The annual meeting brings together the 197 members of the convention to take concerted action on climate change. The 2021 meeting was the 26th meeting – giving it the name COP26. At the meeting, country representatives discussed the issues such as climate change mitigation (the reduction of greenhouse gas emissions that cause the planet to warm), adaptation to irreversible environmental impacts caused by climate change, and financing to support developing countries in their efforts to move away from fossil fuels and become more resilient to the impacts of climate change.

Why is COP26 important?

This year’s COP is the most significant climate meeting since 2015, when the Paris Agreement was launched. Countries are now expected to agree on a set of robust guidelines for the implementation of the agreement. These include rules on how to measure and report each country’s carbon emissions, and how to increase ambition over time.

The conference is held annually but this year is critical because scientists say nations must make an immediate, sharp pivot away from fossil fuels if they hope to avoid the most catastrophic impacts of climate change.

The goal is to prevent the average global temperature from rising more than 1.5 degrees Celsius, or 2.7 degrees Fahrenheit, compared with levels before the Industrial Revolution. That’s the threshold beyond which scientists say the dangers of global warming — such as deadly heat waves, water shortages, crop failures and ecosystem collapse — grow immensely.

Goals of COP26

1. Secure global net zero by mid-century and keep 1.5 degrees within reach

2. Adapt to protect communities and natural habitats

3. Mobilise finance

4. Work together to deliver

PM Narendra Modi pledges net zero by 2070

Addressing the COP26 Summit, Prime Minister Narendra Modi made the pledge, the first time India has set a net zero target, at the Glasgow summit. Net zero, or becoming carbon neutral, means not adding to the amount of greenhouse gases in the atmosphere.
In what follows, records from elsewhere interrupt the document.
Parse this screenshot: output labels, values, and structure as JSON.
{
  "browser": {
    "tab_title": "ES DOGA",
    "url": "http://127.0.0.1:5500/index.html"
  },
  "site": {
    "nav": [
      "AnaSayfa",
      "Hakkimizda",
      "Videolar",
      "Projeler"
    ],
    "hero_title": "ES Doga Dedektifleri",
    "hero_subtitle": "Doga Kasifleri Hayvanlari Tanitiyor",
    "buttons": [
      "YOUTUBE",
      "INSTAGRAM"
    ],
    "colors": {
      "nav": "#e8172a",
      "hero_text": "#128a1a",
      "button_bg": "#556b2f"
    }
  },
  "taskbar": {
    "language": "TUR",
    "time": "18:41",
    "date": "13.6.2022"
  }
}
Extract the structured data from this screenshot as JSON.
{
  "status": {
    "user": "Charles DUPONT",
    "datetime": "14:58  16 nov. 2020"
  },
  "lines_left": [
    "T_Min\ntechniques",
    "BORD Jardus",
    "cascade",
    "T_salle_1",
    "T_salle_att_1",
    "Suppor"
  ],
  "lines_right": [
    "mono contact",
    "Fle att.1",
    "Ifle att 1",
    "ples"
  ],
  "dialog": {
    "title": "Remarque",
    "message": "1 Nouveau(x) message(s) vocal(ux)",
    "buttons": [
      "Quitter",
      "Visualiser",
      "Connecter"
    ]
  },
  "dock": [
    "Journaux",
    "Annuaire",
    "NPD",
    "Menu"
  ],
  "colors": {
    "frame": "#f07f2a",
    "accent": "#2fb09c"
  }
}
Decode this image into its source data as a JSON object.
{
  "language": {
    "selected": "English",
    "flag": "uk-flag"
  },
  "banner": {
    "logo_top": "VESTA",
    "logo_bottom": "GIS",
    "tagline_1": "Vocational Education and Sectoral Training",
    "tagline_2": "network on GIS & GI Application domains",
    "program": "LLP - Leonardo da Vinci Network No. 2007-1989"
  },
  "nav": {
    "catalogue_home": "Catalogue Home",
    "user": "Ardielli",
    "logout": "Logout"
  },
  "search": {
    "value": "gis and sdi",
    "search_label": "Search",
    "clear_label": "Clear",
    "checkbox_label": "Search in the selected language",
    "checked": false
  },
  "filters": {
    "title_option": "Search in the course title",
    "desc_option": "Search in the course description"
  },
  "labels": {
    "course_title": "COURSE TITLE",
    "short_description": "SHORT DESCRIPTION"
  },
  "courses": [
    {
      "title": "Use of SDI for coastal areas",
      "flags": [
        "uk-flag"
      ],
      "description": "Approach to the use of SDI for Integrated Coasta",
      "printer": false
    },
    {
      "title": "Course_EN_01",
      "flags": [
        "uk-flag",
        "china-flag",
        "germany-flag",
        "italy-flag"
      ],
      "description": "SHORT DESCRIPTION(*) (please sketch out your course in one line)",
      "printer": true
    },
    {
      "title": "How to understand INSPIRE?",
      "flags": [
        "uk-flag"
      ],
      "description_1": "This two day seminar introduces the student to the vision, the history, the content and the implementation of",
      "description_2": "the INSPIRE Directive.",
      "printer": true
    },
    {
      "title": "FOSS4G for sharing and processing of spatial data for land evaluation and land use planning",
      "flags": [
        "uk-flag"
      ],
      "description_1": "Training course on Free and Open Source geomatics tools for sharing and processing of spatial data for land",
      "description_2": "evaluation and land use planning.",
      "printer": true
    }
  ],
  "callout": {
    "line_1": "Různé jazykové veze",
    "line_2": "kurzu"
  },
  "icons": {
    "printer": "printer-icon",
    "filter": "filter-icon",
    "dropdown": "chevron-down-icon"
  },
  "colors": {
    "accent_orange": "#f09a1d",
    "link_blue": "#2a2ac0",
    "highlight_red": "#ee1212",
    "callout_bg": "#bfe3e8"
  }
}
Prime Minister Narendra Modi said that India will achieve net-zero carbon emissions by 2070. He also said that India will reach its non-fossil energy capacity to 500 GW and also meet 50 per cent of its energy requirements from renewable energy by 2030.  In addition, the country’s emissions intensity, or emissions per unit GDP, will be reduced by at least 45 per cent by the year 2030 from the 2005 levels. In its existing target, India had promised to reduce its emissions intensity by 33 to 35 per cent by that date.